Building a High-Performance Unified Threat Management
Appliance
Part I: Hardware Issues
by Mick Johnson
Sensory Networks
More Speed, Threats And Functionality
Network communication is a fact of life for computer users today; working off-line has become almost inconceivable. The Internet pervades our daily life both at home and at work. Of course, the ubiquity of network communication has brought with it correspondingly prevalent threats in the form of viruses, spam, intruders and phishing: the list goes on and on. Whereas it was previously considered sufficient to install a virus-checker on your desktop to consider yourself secure, many businesses today require a multi-layered approach. By providing security checks at both the network gateway and on individual workstations, the risk of a successful attack is much lower. This has led to a huge market for security appliances; a study by IDC research predicted that, by 2007, 80% of all network security solutions will be delivered via a dedicated appliance.
To be effective such devices now have to protect against more and more types of threats. The standard appliance in 2000 delivered primarily firewall and virtual private network (VPN) functions; classifying traffic according to its 5-tuple was considered sufficient for most purposes at the time.
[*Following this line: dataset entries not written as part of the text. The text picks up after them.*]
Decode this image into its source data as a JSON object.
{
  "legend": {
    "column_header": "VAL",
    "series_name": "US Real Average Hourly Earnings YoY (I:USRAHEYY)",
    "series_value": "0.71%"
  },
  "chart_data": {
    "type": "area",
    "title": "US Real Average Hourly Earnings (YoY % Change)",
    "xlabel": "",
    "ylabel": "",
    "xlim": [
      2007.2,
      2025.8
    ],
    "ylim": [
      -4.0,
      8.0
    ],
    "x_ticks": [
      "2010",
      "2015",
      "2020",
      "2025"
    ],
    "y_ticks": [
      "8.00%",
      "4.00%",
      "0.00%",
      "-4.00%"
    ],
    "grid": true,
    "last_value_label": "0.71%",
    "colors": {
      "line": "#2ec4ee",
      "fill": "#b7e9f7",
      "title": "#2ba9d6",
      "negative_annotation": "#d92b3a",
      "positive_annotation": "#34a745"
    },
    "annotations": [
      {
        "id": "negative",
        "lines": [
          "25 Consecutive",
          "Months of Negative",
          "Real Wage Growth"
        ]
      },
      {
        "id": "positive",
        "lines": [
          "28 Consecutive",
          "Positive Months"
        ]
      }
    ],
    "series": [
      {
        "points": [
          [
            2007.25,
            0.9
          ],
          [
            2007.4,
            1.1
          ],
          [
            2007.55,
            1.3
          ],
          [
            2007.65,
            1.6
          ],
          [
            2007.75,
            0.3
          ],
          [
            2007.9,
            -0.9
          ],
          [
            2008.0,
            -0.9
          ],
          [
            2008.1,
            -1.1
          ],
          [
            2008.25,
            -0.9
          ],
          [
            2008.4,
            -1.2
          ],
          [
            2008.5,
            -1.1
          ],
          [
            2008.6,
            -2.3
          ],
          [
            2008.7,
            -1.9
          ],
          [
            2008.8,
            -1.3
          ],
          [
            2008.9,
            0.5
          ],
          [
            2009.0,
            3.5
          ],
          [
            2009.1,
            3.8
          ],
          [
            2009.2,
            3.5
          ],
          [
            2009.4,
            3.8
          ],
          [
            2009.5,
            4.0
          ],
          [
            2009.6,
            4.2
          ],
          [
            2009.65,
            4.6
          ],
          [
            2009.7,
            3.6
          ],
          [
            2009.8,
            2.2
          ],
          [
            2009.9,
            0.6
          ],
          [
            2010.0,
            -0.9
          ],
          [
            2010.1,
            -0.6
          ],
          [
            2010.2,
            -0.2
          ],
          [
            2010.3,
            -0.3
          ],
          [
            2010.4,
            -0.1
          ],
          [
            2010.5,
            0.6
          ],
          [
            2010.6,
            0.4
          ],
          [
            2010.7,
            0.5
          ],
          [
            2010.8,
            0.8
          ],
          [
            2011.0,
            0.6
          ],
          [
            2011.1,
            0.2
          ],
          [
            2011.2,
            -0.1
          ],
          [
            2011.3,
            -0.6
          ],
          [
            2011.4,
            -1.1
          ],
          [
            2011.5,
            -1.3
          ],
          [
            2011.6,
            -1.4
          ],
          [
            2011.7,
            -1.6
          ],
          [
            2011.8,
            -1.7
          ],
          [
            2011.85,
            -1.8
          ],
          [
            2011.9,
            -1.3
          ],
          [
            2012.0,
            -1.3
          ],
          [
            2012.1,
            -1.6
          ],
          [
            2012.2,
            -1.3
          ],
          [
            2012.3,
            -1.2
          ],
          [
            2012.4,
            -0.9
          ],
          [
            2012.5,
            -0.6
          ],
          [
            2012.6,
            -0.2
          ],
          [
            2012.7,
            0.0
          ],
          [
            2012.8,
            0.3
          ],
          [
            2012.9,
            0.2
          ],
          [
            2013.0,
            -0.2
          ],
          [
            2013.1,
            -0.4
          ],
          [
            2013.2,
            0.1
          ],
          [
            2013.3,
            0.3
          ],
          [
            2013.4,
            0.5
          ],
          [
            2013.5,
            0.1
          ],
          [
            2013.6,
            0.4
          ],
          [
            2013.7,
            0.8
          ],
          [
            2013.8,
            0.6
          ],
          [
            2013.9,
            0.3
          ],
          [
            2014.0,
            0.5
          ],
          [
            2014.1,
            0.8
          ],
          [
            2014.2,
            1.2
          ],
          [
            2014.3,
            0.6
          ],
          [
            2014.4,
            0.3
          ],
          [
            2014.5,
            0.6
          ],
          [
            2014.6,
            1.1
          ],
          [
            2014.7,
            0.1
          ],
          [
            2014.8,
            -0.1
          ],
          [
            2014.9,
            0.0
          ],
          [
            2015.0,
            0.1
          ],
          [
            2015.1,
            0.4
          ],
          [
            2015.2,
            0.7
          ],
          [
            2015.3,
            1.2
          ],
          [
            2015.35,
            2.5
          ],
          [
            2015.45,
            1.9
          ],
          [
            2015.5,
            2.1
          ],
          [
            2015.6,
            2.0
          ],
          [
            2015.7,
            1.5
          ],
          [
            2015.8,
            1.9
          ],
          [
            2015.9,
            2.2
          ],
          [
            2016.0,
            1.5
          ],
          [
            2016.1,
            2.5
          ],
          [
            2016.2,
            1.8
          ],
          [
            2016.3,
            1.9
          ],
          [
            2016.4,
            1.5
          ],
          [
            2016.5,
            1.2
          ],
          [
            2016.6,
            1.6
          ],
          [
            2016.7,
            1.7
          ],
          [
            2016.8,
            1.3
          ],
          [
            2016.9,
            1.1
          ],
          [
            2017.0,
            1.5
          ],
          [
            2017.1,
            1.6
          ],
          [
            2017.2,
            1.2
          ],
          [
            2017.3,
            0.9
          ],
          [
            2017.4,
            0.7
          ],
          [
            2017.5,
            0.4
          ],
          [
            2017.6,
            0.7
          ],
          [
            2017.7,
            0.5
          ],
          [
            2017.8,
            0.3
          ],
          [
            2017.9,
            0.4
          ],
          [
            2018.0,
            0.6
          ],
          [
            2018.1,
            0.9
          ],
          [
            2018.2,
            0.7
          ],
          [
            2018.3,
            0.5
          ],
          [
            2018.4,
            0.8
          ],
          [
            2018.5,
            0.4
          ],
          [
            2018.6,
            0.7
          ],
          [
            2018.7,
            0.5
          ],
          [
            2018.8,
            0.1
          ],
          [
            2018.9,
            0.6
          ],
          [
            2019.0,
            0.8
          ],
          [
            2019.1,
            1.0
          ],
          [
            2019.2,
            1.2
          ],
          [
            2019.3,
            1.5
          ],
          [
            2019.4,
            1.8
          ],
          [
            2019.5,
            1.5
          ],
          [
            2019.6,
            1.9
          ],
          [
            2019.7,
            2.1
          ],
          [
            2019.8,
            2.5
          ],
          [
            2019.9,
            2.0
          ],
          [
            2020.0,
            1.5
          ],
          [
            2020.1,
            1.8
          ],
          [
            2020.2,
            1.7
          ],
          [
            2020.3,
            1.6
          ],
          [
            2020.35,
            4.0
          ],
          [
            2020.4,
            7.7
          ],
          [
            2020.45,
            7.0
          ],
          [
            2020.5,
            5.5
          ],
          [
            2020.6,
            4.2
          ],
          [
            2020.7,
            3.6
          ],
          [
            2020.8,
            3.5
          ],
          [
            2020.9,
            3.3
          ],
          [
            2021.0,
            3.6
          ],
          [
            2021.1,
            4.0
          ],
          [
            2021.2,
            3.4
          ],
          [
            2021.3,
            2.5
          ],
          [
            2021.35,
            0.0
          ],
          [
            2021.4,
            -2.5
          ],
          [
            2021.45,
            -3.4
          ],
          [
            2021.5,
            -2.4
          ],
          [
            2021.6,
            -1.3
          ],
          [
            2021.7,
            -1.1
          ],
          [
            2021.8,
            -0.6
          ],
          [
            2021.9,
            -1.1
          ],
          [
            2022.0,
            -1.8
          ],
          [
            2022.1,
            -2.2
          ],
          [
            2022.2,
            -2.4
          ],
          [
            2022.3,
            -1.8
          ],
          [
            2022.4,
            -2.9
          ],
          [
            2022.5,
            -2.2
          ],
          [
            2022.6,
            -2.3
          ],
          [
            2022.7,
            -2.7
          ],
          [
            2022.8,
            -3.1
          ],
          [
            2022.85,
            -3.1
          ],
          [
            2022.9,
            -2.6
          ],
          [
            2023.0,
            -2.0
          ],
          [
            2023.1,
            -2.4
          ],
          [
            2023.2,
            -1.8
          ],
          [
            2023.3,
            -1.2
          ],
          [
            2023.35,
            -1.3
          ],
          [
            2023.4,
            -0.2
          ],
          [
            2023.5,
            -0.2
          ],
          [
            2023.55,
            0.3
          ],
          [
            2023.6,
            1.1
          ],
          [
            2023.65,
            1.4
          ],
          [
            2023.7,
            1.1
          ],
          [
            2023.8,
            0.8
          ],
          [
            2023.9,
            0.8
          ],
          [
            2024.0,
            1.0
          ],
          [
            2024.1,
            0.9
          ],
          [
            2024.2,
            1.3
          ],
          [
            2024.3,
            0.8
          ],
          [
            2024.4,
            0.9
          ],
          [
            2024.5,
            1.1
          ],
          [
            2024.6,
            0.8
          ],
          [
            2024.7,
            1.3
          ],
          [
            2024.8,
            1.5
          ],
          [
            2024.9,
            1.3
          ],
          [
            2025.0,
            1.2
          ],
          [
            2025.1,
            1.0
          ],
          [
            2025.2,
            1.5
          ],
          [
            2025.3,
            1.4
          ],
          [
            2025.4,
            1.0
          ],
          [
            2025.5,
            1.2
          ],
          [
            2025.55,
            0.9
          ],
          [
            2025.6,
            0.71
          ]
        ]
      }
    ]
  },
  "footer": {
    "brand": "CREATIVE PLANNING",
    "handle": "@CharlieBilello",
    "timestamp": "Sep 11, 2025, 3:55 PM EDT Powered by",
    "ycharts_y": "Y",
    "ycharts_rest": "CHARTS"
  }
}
As more and more streams of communication open up across the Internet most threats now come higher up the OSI stack. Many applications now tunnel over HTTP or rely on other layer-7 protocols, and any hacker worth his salt can easily split and exploit payloads over multiple packets. Real protection now requires inspecting, decoding and classifying traffic from all OSI layers 2 - 7. Devices that can do so are capable of scanning e-mail and Web traffic as well as processing packet header information. Such devices have been termed unified threat management (UTM) appliances, and the market for such has been predicted by IDC research to overtake that of standard firewall/VPN appliances over the next 5 years, with a compound annual growth rate (CAGR) of 48.7%.